Alla terza bottiglia, quando l’angelo aveva già le guance arrossate per l’alcool, che iniziava a renderlo più ridanciano e aperto, iniziò a buttare qui e lì qualche domanda inquisitoria “Hey angelo, ma tu dormi mai qui?” – “Non molto spesso a dire il vero… leggo per lo più” – “E non ti capita di sentirti solo di notte se non dormi?” – “Mah… qualche volta… ma lo sai che amo leggere e quindi mi capita molte volte di arrivare a mattino senza nemmeno accorgermi di come sia passato il tempo” – “Quindi non viene mai nessuno qui?”. Aziraphale lo guardava, confuso “Beh… certo, tu vieni tutte le sere! A proposito, si sta facendo tardi, non trovi?”. Crowley trasalì “Perchè? Hai un appuntamento?” – “No, certo che no!” replicò Aziraphale, agitato “Mi preoccupavo solo per te, che invece preferisci dormire…” – “Stanotte non ho sonno, non stare a preoccuparti”.
 
Aziraphale aveva notato che Crowley quel giorno si era vestito in un modo che per lui era particolarmente eccitante (pantaloni di pelle aderentissimi e solo una maglia con lo scollo a V profondo: sembrava pronto per un video rock), e a dire il vero non vedeva l’ora di potersi toccare fantasticando su di lui. Per un attimo perse il filo del discorso che stavano facendo, indugiando col pensiero sulla maglia che disegnava il petto sottile ma ben definito del suo Cavaliere Nero lì di fronte… “Angelo, ti sei addormentato? A che pensavi?” la voce ruvida di Crowley lo riportò alla realtà “Niente, hem… un libro…” gli rispose mentre le gote gli si imporporavano.
 
Sfortunatamente per Crowley però, nonostante le domande, l’ottimo cibo e l’alcool, Aziraphale non si sbottonò molto. Non riuscì a tirargli fuori nulla di nuovo, anche se era sicuro che stesse nascondendo qualcosa. Ma cosa?

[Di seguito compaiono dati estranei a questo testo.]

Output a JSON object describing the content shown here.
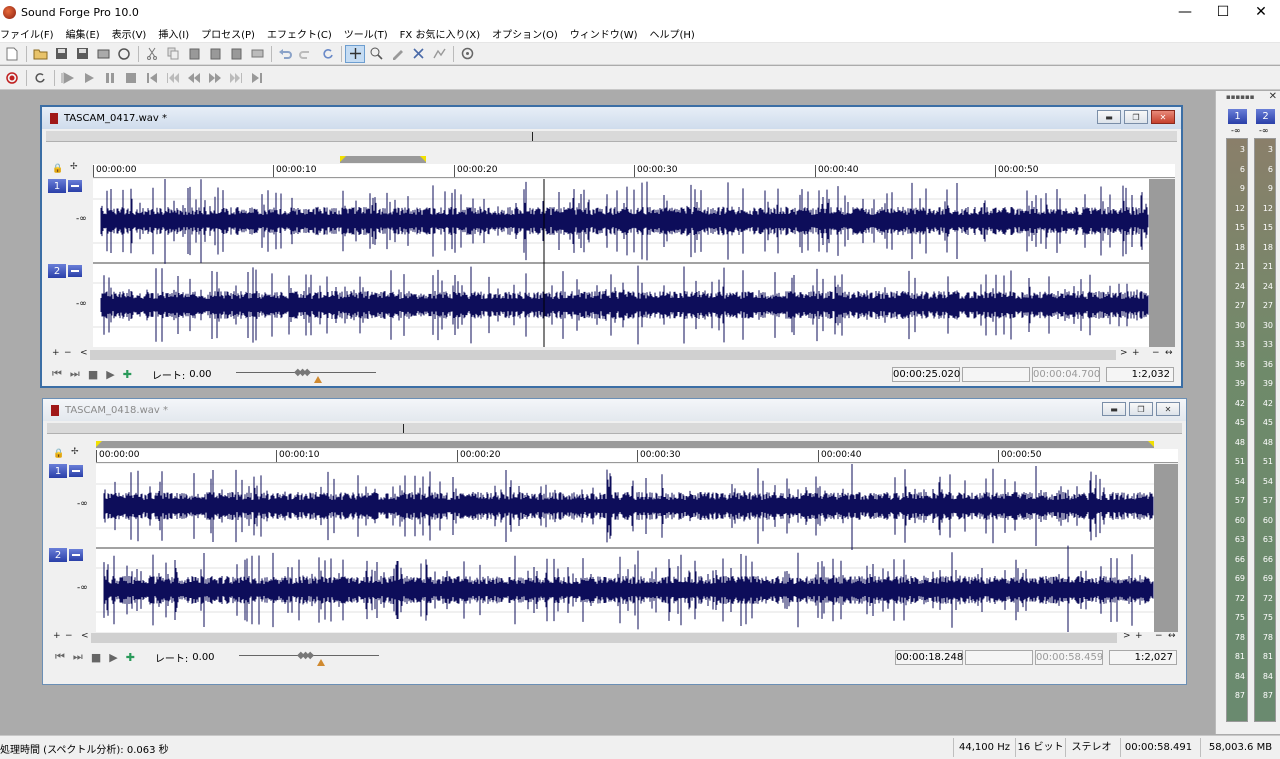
{
  "app": {
    "title": "Sound Forge Pro 10.0"
  },
  "window_controls": {
    "minimize": "—",
    "maximize": "☐",
    "close": "✕"
  },
  "menu": [
    "ファイル(F)",
    "編集(E)",
    "表示(V)",
    "挿入(I)",
    "プロセス(P)",
    "エフェクト(C)",
    "ツール(T)",
    "FX お気に入り(X)",
    "オプション(O)",
    "ウィンドウ(W)",
    "ヘルプ(H)"
  ],
  "toolbar1_icons": [
    "new-icon",
    "open-icon",
    "save-icon",
    "save-all-icon",
    "render-icon",
    "sep",
    "cut-icon",
    "copy-icon",
    "paste-icon",
    "paste-special-icon",
    "mix-icon",
    "crop-icon",
    "sep",
    "undo-icon",
    "redo-icon",
    "repeat-icon",
    "sep",
    "edit-tool-icon",
    "magnify-tool-icon",
    "pencil-tool-icon",
    "event-tool-icon",
    "envelope-tool-icon",
    "sep",
    "plugin-chainer-icon"
  ],
  "toolbar2_icons": [
    "record-icon",
    "sep",
    "loop-icon",
    "sep",
    "play-all-icon",
    "play-icon",
    "pause-icon",
    "stop-icon",
    "go-start-icon",
    "prev-marker-icon",
    "rewind-icon",
    "forward-icon",
    "next-marker-icon",
    "go-end-icon"
  ],
  "windows": [
    {
      "name": "TASCAM_0417.wav *",
      "ticks": [
        "00:00:00",
        "00:00:10",
        "00:00:20",
        "00:00:30",
        "00:00:40",
        "00:00:50"
      ],
      "channels": [
        "1",
        "2"
      ],
      "inf": "-∞",
      "rate_label": "レート:",
      "rate_value": "0.00",
      "cursor_time": "00:00:25.020",
      "selection_blank": "",
      "length_time": "00:00:04.700",
      "zoom": "1:2,032"
    },
    {
      "name": "TASCAM_0418.wav *",
      "ticks": [
        "00:00:00",
        "00:00:10",
        "00:00:20",
        "00:00:30",
        "00:00:40",
        "00:00:50"
      ],
      "channels": [
        "1",
        "2"
      ],
      "inf": "-∞",
      "rate_label": "レート:",
      "rate_value": "0.00",
      "cursor_time": "00:00:18.248",
      "selection_blank": "",
      "length_time": "00:00:58.459",
      "zoom": "1:2,027"
    }
  ],
  "scroll_glyphs": {
    "plus": "+",
    "minus": "−",
    "left": "<",
    "right": ">",
    "fit": "↔"
  },
  "meter": {
    "grip": "▪▪▪▪▪▪",
    "close": "✕",
    "channels": [
      "1",
      "2"
    ],
    "inf": "-∞",
    "scale": [
      "3",
      "6",
      "9",
      "12",
      "15",
      "18",
      "21",
      "24",
      "27",
      "30",
      "33",
      "36",
      "39",
      "42",
      "45",
      "48",
      "51",
      "54",
      "57",
      "60",
      "63",
      "66",
      "69",
      "72",
      "75",
      "78",
      "81",
      "84",
      "87"
    ]
  },
  "status": {
    "left": "処理時間 (スペクトル分析): 0.063 秒",
    "sample_rate": "44,100 Hz",
    "bit_depth": "16 ビット",
    "channels": "ステレオ",
    "length": "00:00:58.491",
    "disk": "58,003.6 MB"
  },
  "colors": {
    "waveform": "#0d0d5a",
    "channel_badge": "#3447b8",
    "active_title": "#cfdcec"
  },
  "waveform_data": {
    "w1_ch1_seed": 17,
    "w1_ch2_seed": 23,
    "w2_ch1_seed": 41,
    "w2_ch2_seed": 53
  }
}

Si salutarono che erano le tre passate, ma per nessuno dei due la notte era finita.
Crowley, sospettoso, decise di appostarsi fuori dalla libreria: se una qualsiasi persona si fosse azzardata ad avvicinarsi al suo angelo l’avrebbe polverizzata, e poi gliene avrebbe dette quattro a quello stupido traditore!
Aziraphale dal suo canto si sentiva inebriato dall’alcool e Crowley quella sera gli era sembrato molto attento e curioso… molto più del solito, molto più di quanto non lo fosse stato dal giorno del picnic, quando lui maldestramente aveva creato quella spaccatura che stave faticando tanto a sanare, e che ancora si teneva insieme a malapena.
 
Accidenti com’era bello stasera. Adoro i suoi capelli quando sono così lunghi. Adoro quando si veste così.
 
Sprofondato nella sua poltrona preferita, Aziraphale si passò una mano tra i capelli, scompigliandoli. Poi, la fece scivolare sul petto, slacciandosi la camicia e sfiorandosi i capezzoli. Il pensiero di Crowley, con quei pantaloni aderenti, gli procurò un’erezione immediata. Sospirò. Si sbottonò anche i pantaloni, seguendo quella specie di rituale che gli era diventato familiare, e infilò una mano nei suoi boxer celeste chiaro.
 
Che effetto mi fai…
 
Con la mano si sfiorò le vene gonfie, e poi la strinse intorno alla sua erezione. Iniziò lentamente a muoverla, in alto e in basso, immaginando che ci fosse il suo demone a farlo. Gradualmente aumentò il ritmo e il respiro gli si accorciò. Piccoli gemiti gli uscivano dalle labbra socchiuse, umide, mentre con la mano continuava a tormentarsi e con l’altra si aggrappava al bracciolo della poltrona. Crowley che lo baciava. Crowley che lo toccava, Crowley che con le labbra scendeva a prendere in bocca il suo membro, fino a farlo sparire in un liquido piacere. I suoi movimenti si fecero più irregolari e sussultori, inizò a tremare, e un gemito decisamente più forte accompagò la prima di una serie di spinte che lo portarono all’orgasmo.
 
Crowley, fuori dalla libreria, aveva sentito quel gemito, anche se attenuato dalla porta. Come aveva potuto un umano entrare senza che lui se ne accorgesse? Forse dalla porta sul retro? Infido, diabolico angelo! Nemmeno il coraggio di farlo entrare dalla porta principale! Si precipitò dentro, pazzo di gelosia, per trovare un Aziraphale sbalordito, con i capelli spettinati, le guance paonazze, la camicia semi aperta e i pantaloni ancora slacciati.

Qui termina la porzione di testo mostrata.